Rose C
Dermatopathologie Lübeck, Maria-Goeppert-Str. 5, 23562, Lübeck, Deutschland.
Hautarzt. 2017 Sep;68(9):749-761. doi: 10.1007/s00105-017-4046-9.
The updated S3 guidelines on malignant melanoma were established in August 2016. The principles of diagnostics and classification are based on the histopathological results from the primary tumor and if necessary the sentinel lymph nodes. The most important factor for prognosis is the tumor thickness according to Breslow and the detection of sentinel node micrometastases. The surgical safety margin after excision is dependent on the tumor thickness. Furthermore, ulceration of the primary tumor and presence of mitosis in melanomas less than 1 mm in thickness are also considered in the T‑classification. The sentinel lymph nodes should be prepared according to established procedures using HE staining and immunohistochemical methods. The largest tumor diameter of a micrometastasis should be measured in tenths of a millimeter (Rotterdam classification). Molecular pathology testing for mutations in the BRAF and NRAS oncogenes should be carried out in patients with metastatic disease or surgically non-resectable tumors. In addition c-KIT mutations should be tested in acral lentiginous and mucosal melanomas. Treatment with signal transduction inhibitors is possible when mutations have been detected.

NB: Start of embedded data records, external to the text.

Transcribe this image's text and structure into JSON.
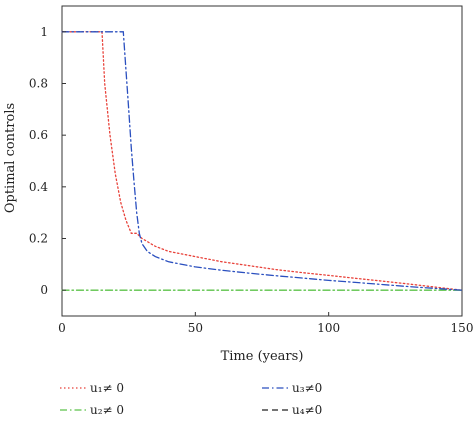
{
  "chart_data": {
    "type": "line",
    "xlabel": "Time (years)",
    "ylabel": "Optimal controls",
    "xlim": [
      0,
      150
    ],
    "ylim": [
      -0.1,
      1.1
    ],
    "xticks": [
      0,
      50,
      100,
      150
    ],
    "yticks": [
      0,
      0.2,
      0.4,
      0.6,
      0.8,
      1
    ],
    "legend_position": "bottom",
    "series": [
      {
        "name": "u₁≠ 0",
        "color": "#e8423a",
        "style": "dotted",
        "x": [
          0,
          15,
          16,
          18,
          20,
          22,
          24,
          26,
          28,
          30,
          35,
          40,
          50,
          60,
          70,
          80,
          90,
          100,
          110,
          120,
          130,
          140,
          150
        ],
        "y": [
          1,
          1,
          0.8,
          0.6,
          0.45,
          0.34,
          0.27,
          0.22,
          0.22,
          0.2,
          0.17,
          0.15,
          0.13,
          0.11,
          0.095,
          0.08,
          0.068,
          0.057,
          0.046,
          0.035,
          0.024,
          0.012,
          0
        ]
      },
      {
        "name": "u₂≠ 0",
        "color": "#5cc24a",
        "style": "dashdot",
        "x": [
          0,
          150
        ],
        "y": [
          0,
          0
        ]
      },
      {
        "name": "u₃≠0",
        "color": "#2a4fbf",
        "style": "dashdot",
        "x": [
          0,
          23,
          24,
          25,
          26,
          27,
          28,
          29,
          30,
          32,
          35,
          40,
          50,
          60,
          70,
          80,
          90,
          100,
          110,
          120,
          130,
          140,
          150
        ],
        "y": [
          1,
          1,
          0.85,
          0.7,
          0.55,
          0.42,
          0.3,
          0.22,
          0.18,
          0.15,
          0.13,
          0.11,
          0.09,
          0.077,
          0.066,
          0.056,
          0.047,
          0.038,
          0.03,
          0.022,
          0.014,
          0.007,
          0
        ]
      },
      {
        "name": "u₄≠0",
        "color": "#222222",
        "style": "dashed",
        "x": [],
        "y": []
      }
    ]
  }
}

2016年8月制定了最新的恶性黑色素瘤S3指南。诊断和分类原则基于原发肿瘤以及必要时前哨淋巴结的组织病理学结果。预后的最重要因素是根据 Breslow 测量的肿瘤厚度以及前哨淋巴结微转移的检测情况。切除术后的手术安全切缘取决于肿瘤厚度。此外,T分类中还会考虑原发肿瘤的溃疡情况以及厚度小于1毫米的黑色素瘤中的有丝分裂情况。应按照既定程序使用苏木精-伊红染色和免疫组化方法制备前哨淋巴结。微转移灶的最大肿瘤直径应以十分之一毫米为单位测量(鹿特丹分类)。对于转移性疾病或手术不可切除肿瘤的患者,应进行BRAF和NRAS致癌基因的分子病理学检测。此外,对于肢端雀斑样痣型和黏膜黑色素瘤,应检测c-KIT突变。检测到突变时可使用信号转导抑制剂进行治疗。